In grande spolvero Henk Lategan. Dopo aver conquistato il Prologo, il portacolori del Toyota Gazoo Racing South Africa si è confermato tra i pretendenti alla conquista della 47ª edizione della Dakar. Il sudafricano ha chiuso quarto precedendo i Toyota Hilux del team Overdrive di Juan Cruz Yacopini e dell’ex centauro Toby Price, quest’ultimo alla sua prima partecipazione della Dakar in auto. Sfruttando tutta la sua vasta esperienza, Nani Roma è riuscito a districarsi al meglio sul difficile percorso terminando la giornata ottavo con il suo Ford Raptor.



La strada per la conquista alla sua quinta Dakar, sembra già decisamente in salita per Carlos Sainz. Il vincitore della passata edizione è stato protagonista di uno spettacolare incidente. Nel corso del chilometro 327 il Matador ha perso il controllo del suo Ford Raptor T1 capottando su una duna. Sainz e il suo copilota Lucas Cruz sono fortunatamente usciti illesi, ma il pick-up è risultato pesantemente danneggiato soprattutto sul retrotreno (nella foto sopra). Rimasto fermo per mezz'ora, l’equipaggio Ford è poi riuscito a ripartire anche grazie all’aiuto dei compagni di squadra Mitchell Guthrie e Kelkon Walch.

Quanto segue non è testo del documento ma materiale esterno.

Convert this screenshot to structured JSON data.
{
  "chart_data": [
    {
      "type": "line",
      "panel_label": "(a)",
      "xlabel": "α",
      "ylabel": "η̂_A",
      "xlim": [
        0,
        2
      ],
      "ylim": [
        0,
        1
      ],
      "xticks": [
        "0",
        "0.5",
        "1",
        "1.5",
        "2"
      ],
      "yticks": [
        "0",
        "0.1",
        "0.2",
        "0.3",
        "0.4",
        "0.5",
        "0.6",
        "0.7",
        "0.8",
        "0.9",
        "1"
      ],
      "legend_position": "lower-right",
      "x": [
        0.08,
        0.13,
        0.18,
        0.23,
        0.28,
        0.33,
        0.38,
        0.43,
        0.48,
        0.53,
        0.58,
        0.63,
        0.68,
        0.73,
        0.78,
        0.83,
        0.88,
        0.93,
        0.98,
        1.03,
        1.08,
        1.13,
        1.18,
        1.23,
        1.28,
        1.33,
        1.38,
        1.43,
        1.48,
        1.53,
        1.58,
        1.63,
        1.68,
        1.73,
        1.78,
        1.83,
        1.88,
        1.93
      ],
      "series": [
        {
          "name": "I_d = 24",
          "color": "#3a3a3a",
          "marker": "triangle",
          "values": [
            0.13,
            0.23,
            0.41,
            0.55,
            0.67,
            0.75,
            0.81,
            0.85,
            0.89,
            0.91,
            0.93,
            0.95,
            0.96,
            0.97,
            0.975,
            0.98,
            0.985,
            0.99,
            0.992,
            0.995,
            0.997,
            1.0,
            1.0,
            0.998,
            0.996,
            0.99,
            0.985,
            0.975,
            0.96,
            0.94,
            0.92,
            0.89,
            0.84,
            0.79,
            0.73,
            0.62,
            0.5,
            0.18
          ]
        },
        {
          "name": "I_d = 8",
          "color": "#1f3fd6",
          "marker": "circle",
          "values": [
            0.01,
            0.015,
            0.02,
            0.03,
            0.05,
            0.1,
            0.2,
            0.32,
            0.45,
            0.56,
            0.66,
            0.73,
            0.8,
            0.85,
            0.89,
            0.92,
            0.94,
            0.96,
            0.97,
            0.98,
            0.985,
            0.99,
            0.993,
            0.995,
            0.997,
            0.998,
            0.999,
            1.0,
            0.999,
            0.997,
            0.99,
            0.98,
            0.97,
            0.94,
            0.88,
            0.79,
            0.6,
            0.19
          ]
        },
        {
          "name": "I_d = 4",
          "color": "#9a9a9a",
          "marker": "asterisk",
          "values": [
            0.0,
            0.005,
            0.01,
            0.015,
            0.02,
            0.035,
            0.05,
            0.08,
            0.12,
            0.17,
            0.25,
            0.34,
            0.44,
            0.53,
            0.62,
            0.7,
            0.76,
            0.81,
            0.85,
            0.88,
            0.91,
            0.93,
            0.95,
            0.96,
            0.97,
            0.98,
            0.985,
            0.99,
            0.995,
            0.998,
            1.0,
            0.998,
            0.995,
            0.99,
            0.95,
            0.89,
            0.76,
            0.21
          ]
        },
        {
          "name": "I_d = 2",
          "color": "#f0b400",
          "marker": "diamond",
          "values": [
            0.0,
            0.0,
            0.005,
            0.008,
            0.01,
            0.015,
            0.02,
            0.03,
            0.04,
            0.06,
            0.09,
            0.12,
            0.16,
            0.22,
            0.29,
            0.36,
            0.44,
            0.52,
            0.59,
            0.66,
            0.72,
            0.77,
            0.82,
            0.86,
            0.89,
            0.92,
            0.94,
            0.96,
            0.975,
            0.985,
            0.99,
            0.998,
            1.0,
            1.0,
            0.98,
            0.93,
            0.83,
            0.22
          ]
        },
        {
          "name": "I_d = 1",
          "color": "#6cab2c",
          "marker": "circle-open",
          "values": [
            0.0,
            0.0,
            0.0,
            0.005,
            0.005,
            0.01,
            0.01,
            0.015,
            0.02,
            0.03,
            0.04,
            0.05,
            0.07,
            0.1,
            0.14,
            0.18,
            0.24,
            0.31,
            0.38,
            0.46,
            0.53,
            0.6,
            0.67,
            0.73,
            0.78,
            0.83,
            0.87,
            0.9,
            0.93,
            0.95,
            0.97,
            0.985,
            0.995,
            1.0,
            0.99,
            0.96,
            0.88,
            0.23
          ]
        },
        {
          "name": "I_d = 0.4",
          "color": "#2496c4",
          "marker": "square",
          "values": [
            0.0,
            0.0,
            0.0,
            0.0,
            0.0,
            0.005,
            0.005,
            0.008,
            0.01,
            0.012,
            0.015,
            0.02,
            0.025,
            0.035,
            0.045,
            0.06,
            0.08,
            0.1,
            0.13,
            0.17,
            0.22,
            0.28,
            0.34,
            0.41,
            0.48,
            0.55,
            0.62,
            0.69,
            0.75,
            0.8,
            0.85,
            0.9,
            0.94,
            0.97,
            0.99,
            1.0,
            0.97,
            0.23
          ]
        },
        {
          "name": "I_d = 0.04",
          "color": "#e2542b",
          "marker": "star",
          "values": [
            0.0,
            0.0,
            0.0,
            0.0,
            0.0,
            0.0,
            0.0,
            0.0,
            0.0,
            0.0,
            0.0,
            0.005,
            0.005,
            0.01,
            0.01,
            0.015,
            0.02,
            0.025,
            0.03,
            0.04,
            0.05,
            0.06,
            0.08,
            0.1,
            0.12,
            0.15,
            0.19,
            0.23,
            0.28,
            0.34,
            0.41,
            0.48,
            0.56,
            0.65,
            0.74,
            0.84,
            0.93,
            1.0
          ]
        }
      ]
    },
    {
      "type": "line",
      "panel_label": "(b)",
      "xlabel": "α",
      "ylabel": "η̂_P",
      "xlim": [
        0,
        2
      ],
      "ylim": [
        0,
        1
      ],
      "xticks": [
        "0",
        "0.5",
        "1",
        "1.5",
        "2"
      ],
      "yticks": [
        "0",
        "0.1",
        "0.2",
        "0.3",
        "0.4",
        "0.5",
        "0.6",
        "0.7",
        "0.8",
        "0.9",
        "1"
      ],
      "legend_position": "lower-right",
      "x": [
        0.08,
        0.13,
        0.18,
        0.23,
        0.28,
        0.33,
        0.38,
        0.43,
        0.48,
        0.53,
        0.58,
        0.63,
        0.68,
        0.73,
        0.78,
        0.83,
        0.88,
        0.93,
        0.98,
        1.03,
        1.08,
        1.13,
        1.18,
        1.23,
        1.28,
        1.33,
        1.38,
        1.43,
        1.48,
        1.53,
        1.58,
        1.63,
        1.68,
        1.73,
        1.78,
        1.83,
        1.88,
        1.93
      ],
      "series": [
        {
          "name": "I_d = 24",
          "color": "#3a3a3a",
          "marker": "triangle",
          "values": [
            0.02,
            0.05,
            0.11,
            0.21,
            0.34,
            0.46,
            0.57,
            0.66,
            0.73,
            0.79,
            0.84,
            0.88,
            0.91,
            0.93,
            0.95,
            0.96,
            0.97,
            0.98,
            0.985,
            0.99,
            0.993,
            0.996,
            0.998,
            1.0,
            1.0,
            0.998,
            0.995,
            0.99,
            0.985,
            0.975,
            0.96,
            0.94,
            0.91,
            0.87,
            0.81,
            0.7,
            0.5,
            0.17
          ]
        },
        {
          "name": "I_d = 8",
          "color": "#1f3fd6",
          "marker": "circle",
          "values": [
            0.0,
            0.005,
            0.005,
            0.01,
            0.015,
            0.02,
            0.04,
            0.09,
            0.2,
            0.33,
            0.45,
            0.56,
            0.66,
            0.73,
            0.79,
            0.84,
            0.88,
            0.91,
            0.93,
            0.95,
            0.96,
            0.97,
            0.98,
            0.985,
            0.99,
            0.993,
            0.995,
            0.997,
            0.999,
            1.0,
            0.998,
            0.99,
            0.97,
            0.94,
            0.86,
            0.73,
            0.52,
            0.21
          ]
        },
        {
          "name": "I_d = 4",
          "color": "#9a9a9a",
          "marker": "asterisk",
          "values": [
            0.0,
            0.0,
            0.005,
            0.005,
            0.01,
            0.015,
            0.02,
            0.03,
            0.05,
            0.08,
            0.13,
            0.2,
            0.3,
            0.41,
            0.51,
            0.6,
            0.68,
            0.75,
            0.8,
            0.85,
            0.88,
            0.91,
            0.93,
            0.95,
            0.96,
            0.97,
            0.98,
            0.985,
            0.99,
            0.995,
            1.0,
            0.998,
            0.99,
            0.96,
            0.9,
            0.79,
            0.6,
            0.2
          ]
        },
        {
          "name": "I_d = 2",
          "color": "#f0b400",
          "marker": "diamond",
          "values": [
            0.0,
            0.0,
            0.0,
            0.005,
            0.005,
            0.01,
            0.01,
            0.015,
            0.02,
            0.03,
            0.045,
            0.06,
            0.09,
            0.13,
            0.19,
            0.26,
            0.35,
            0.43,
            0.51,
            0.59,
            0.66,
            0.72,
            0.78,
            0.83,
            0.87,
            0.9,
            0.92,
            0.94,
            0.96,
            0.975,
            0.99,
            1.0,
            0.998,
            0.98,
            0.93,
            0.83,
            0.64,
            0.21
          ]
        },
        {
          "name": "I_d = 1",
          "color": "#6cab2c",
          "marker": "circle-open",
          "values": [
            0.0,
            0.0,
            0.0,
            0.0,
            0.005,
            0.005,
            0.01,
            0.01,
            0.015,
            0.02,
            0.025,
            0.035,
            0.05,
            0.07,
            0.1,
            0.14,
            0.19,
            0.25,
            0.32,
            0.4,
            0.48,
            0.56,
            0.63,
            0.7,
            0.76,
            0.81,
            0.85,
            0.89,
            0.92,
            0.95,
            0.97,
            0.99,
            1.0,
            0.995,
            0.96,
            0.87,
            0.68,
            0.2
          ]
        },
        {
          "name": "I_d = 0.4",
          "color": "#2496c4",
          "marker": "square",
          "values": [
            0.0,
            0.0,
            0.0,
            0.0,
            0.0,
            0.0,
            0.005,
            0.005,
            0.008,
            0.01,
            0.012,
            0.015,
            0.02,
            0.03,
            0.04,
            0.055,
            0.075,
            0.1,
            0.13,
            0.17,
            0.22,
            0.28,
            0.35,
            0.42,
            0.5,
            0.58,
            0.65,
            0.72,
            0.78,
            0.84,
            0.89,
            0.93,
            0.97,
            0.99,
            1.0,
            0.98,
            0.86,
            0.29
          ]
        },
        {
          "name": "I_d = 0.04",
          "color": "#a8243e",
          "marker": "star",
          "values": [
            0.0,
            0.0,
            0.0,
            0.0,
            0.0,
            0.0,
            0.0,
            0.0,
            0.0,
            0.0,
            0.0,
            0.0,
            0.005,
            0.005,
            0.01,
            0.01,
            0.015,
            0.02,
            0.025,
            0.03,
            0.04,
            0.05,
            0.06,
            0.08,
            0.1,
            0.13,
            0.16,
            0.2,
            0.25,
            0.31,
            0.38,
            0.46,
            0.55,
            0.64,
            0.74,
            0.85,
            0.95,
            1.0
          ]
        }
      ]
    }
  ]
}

Giornata nera anche per Sebastien Loeb. Mentre era saldamente in terza posizione, il nove volte iridato nel WRC è stato costretto a fermarsi nel corso del chilometro 409. A tradire il francese è stato un sospetto problema elettrico sulla Dacia Sandrider. A sua volta rallentata da un problema meccanico nelle prime fasi della tappa, Cristina Gutierrez ha provato ad aiutare il compagno di squadra, salvo poi ripartire dopo aver appurato la natura del guasto. Fortunatamente Loeb è riuscito a riprendere la gara ma con un distacco di oltre quaranta minuti sul leader provvisorio Al Rajhi.

Più fortunato Lucas Moraes. L’ufficiale Toyota è infatti rimasto bloccato tra le dune con l’anteriore destra. Il brasiliano non ha perso la calma e, dopo qualche minuto, è riuscito a disincagliare il suo Hilux T1+ riprendendo la corsa. La gara riprenderà, invece, domattina alle sette ora locale con i piloti chiamati a completare i restanti chilometri dei 958 totali.